I’m trying to implement the Resnet in torch. But I found the output of the forward pass varies greatly between train and eval mode. Since the train and eval mode doesn’t affect anything besides batch norm and dropout, I don’t know if the results make sense.
Below is my test code:
import torch
from torch import nn
from torchvision import models
class resnet_lstm(torch.nn.Module):
def __init__(self):
super(resnet_lstm, self).__init__()
resnet = models.resnet50(pretrained=True)
self.share = torch.nn.Sequential()
self.share.add_module("conv1", resnet.conv1)
self.share.add_module("bn1", resnet.bn1) # Use BatchNorm3d
self.share.add_module("relu", resnet.relu)
self.share.add_module("maxpool", resnet.maxpool)
self.share.add_module("layer1", resnet.layer1)
self.share.add_module("layer2", resnet.layer2)
self.share.add_module("layer3", resnet.layer3)
self.share.add_module("layer4", resnet.layer4)
self.share.add_module("avgpool", resnet.avgpool)
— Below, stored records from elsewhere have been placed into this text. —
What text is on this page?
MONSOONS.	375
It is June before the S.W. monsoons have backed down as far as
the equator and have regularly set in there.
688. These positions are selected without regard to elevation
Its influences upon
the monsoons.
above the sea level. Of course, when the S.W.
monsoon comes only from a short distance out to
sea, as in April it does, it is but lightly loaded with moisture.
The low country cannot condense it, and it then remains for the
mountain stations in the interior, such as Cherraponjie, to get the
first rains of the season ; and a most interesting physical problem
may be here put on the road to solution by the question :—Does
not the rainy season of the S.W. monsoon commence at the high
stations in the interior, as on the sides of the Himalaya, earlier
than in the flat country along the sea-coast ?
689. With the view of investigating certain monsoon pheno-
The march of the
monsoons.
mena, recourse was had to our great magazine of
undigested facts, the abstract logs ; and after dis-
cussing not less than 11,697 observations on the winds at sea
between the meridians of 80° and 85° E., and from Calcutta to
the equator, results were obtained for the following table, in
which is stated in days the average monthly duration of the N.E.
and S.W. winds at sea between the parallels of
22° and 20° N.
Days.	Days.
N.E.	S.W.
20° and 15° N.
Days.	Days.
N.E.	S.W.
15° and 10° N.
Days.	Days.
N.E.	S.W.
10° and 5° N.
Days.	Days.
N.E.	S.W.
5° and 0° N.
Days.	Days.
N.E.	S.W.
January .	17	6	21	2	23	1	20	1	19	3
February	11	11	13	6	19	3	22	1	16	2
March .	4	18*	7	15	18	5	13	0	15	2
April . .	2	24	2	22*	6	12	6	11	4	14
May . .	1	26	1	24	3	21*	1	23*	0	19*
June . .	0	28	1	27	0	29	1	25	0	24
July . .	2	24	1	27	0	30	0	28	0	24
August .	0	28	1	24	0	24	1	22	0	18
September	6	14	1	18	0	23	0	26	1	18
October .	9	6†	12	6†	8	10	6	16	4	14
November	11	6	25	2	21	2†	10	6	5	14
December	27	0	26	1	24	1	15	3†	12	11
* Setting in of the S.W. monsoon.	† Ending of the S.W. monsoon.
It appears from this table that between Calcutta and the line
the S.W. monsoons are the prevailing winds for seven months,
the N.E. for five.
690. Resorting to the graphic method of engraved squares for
self.fc = nn.Sequential(nn.Linear(2048, 512),
nn.ReLU(),
nn.Linear(512, 7))
def forward(self, x):
x = x.view(-1, 3, 224, 224)
x = self.share(x)
return x
model = resnet_lstm()
input_ = torch.randn(1, 3, 224, 224)
model.train()
print("train mode output", model(input_))
model.eval()
print("eval mode output", model(input_))
Terminal output:
train mode output tensor([[[[0.3603]],
[[0.5518]],
[[0.4599]],
...,
[[0.3381]],
[[0.4445]],
[[0.3481]]]], grad_fn=<MeanBackward1>)
eval mode output tensor([[[[0.1582]],
[[0.1822]],
[[0.0000]],
...,
[[0.0567]],
[[0.0054]],
[[0.3605]]]], grad_fn=<MeanBackward1>)
As you can see, the output of the train and eval mode is very different from each other. Would this damage the performance?